« C’est un secret de polichinelle. Ariel Henry était un choix de l’ancien président Michel Martelly. Ce n’est pas une invention, c’est le président lui-même qui me l’a dit. À ce moment, on était dans une salle accompagné du président, d’Ariel Henry et d’un autre proche du président », a déclaré l’ancien Premier ministre par intérim Claude Joseph. Plus loin, il a fourni plus de détails sur ses allégations. « Ariel Henry a été imposé. Le président Jovenel Moïse avait la chance de choisir que de rares Premiers ministres tant qu’il était sous pression. Je suis l’un des rares Premiers ministres que le président Jovenel Moïse ait choisi par intérim et qui ne faisait partie d’aucun parti politique ou de secteur politique. Le président me l’avait dit et Ariel Henry était dans la salle, c’est-à-dire que je ne suis pas en train de mentir. Cela est fondamental. C’était un samedi chez le président. L’arrêté a été publié le lundi, et le président a été assassiné le mercredi. Tout de suite après son assassinat, le président du PHTK avait clairement dit qu’il ne participerait pas aux élections avec moi comme Premier ministre, c’est-à-dire que j’étais pas la personne idéale pour couvrir le crime », a déduit M. Joseph.
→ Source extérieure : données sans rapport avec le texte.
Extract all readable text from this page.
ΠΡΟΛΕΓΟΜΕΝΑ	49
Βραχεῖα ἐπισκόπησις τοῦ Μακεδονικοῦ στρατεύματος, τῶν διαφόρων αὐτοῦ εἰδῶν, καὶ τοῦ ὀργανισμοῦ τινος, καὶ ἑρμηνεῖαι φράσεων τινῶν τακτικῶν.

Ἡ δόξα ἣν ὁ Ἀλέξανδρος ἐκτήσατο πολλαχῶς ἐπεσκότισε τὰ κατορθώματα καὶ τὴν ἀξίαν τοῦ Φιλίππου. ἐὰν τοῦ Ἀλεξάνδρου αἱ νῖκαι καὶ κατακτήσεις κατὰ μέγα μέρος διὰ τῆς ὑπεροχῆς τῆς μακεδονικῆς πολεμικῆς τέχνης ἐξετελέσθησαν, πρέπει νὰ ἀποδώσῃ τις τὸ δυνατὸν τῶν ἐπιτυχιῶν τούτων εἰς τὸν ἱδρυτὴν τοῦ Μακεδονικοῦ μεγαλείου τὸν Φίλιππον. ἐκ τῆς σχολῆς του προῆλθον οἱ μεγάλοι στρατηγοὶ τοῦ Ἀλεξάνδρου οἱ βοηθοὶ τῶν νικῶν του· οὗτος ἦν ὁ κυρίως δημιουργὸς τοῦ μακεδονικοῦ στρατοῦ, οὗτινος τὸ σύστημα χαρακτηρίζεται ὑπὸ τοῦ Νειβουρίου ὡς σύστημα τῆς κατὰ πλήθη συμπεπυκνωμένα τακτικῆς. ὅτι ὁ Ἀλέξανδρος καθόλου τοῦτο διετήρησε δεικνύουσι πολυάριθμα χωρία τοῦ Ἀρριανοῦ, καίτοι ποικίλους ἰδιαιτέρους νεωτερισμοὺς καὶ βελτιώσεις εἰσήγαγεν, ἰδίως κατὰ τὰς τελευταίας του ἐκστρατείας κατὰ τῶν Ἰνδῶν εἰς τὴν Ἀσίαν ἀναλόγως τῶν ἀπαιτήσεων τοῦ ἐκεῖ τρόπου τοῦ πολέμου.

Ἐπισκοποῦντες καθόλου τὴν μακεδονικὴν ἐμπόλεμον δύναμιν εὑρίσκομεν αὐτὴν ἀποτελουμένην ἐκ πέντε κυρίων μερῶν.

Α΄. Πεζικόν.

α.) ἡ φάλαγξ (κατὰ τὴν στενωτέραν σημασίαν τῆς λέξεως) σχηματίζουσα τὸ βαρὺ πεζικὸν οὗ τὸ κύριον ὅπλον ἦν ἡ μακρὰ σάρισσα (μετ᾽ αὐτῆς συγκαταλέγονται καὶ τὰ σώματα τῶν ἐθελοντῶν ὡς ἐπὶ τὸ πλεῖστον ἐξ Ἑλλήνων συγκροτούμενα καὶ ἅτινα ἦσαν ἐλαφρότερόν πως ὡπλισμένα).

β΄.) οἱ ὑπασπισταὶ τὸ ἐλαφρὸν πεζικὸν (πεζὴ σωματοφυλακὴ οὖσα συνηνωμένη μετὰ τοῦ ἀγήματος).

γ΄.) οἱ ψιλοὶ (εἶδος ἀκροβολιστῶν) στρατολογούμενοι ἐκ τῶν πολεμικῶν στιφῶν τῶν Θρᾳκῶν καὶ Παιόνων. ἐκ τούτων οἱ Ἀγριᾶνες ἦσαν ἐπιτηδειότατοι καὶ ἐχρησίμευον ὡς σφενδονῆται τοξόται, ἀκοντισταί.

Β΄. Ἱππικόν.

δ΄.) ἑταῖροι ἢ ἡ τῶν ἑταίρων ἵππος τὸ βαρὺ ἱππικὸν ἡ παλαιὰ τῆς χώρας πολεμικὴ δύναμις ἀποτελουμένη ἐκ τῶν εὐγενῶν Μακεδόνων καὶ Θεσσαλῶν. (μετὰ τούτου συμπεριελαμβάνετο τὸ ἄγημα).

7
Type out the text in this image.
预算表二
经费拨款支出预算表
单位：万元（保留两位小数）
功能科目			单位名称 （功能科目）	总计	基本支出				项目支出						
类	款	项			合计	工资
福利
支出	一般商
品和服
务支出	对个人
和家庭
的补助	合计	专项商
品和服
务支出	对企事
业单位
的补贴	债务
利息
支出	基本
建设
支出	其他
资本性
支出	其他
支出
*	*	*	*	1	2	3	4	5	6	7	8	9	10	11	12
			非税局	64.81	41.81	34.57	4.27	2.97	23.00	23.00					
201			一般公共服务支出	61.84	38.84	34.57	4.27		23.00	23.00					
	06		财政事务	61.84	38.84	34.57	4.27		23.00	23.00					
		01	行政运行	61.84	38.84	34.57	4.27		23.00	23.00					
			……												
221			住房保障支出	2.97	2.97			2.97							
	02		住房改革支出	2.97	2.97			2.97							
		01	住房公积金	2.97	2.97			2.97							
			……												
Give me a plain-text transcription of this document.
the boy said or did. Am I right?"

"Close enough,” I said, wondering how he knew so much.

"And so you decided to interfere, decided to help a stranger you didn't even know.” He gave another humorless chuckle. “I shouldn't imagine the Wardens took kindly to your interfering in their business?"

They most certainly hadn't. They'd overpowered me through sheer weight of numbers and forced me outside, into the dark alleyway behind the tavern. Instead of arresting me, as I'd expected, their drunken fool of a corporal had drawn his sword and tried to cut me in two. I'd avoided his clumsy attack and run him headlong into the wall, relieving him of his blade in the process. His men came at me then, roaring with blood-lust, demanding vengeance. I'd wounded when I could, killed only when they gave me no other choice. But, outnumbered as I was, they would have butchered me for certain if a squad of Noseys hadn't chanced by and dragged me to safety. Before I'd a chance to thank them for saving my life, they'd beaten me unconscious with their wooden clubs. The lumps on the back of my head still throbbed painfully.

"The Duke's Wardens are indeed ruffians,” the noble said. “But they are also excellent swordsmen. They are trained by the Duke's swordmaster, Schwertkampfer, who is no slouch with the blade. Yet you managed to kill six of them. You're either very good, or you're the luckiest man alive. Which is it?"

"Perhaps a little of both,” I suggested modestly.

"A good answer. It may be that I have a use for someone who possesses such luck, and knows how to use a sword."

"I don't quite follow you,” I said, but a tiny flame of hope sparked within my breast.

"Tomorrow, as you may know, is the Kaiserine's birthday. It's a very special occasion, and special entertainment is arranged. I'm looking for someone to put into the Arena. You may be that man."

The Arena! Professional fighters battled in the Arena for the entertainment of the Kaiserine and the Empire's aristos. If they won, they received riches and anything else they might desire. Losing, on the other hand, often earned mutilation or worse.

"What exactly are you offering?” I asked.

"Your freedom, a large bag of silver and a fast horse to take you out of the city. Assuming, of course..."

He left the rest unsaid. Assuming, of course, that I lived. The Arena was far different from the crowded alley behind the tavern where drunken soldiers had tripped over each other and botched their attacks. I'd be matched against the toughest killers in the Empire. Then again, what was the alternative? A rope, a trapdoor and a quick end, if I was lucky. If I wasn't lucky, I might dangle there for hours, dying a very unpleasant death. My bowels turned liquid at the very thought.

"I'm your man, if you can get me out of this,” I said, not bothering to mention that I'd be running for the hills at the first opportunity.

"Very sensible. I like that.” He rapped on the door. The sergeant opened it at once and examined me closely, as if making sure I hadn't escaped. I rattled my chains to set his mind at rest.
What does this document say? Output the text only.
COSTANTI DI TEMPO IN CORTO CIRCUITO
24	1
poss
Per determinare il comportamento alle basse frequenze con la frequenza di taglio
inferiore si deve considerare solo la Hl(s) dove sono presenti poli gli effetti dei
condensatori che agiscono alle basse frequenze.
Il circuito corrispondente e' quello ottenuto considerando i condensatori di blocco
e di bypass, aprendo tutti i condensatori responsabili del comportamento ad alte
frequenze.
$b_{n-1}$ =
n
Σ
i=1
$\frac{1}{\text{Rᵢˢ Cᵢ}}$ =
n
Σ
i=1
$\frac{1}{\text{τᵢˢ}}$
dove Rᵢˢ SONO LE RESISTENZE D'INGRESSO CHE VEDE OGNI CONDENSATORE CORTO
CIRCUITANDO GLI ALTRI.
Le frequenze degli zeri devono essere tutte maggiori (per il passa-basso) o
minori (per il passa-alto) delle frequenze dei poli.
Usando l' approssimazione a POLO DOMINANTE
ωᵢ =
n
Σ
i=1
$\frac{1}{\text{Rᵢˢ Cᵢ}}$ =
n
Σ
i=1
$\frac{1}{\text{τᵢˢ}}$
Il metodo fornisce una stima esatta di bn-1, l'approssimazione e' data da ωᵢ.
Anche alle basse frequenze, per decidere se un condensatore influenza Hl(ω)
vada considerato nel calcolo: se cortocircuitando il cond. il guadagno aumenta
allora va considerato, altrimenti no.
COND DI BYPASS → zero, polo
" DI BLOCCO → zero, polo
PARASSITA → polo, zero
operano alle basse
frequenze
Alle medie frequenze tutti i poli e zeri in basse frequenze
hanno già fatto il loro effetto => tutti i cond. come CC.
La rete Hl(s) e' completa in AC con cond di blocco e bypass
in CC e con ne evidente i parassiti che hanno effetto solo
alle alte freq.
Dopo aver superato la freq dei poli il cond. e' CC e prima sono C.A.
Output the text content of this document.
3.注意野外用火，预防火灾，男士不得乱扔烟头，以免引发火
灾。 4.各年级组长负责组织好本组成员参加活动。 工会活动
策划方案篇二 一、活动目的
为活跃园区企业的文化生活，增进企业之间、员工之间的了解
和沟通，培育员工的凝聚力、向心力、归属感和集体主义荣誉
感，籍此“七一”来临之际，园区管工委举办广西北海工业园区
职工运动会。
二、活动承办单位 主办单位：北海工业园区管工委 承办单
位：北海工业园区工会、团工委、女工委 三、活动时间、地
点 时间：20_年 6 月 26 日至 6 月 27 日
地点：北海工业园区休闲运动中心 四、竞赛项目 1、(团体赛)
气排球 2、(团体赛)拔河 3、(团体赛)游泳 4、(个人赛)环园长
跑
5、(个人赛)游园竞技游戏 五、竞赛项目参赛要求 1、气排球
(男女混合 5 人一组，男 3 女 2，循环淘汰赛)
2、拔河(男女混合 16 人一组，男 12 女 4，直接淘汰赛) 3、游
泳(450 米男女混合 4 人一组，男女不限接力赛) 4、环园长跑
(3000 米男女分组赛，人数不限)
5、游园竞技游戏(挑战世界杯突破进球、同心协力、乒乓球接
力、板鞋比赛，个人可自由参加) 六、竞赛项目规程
L’ancien ministre des Affaires étrangères se rappelle qu’un beau matin, le président Jovenel lui avait dit : « Claude, nèg yo pa vlew. Claude, nèg PHTK yo pa vlew paske yo panse ou pap vin fè eleksyon pou yo ». « Le président, pour les personnes qui le connaissaient, était tiraillé. Par élégance, je lui ai dit que j’étais prêt à le servir n’importe où, mais qu’il était important de trouver un dégel de la situation, de trouver un Premier ministre. Et le Premier ministre Ariel Henry est un Premier ministre transversal. Ariel Henry connait Moïse Jean Charles, Michel Martelly… Dans les conditions normales, il serait la personne idéale pour coudre les tissus déchirés », a-t-il avancé, admettant avoir vu en la personne d’Ariel Henry la personne la mieux placée pour occuper ce poste jusqu’au jour de la sortie du rapport de la Direction centrale de la police judiciaire. « Si j’avais su qu’Ariel avait parlé à Badio, qu’il serait soupçonné, je n’allais pas lui remettre le pouvoir. Je l’aurais remis à des gens de la société civile organisée, parce que je n’aurais pas remis le pouvoir à une personne soupçonnée dans ce crime et qu’il allait faire obstruction à la justice, et c’est ce qu’Ariel Henry a fait depuis le jour de son arrivée au pouvoir », a-t-il dénoncé.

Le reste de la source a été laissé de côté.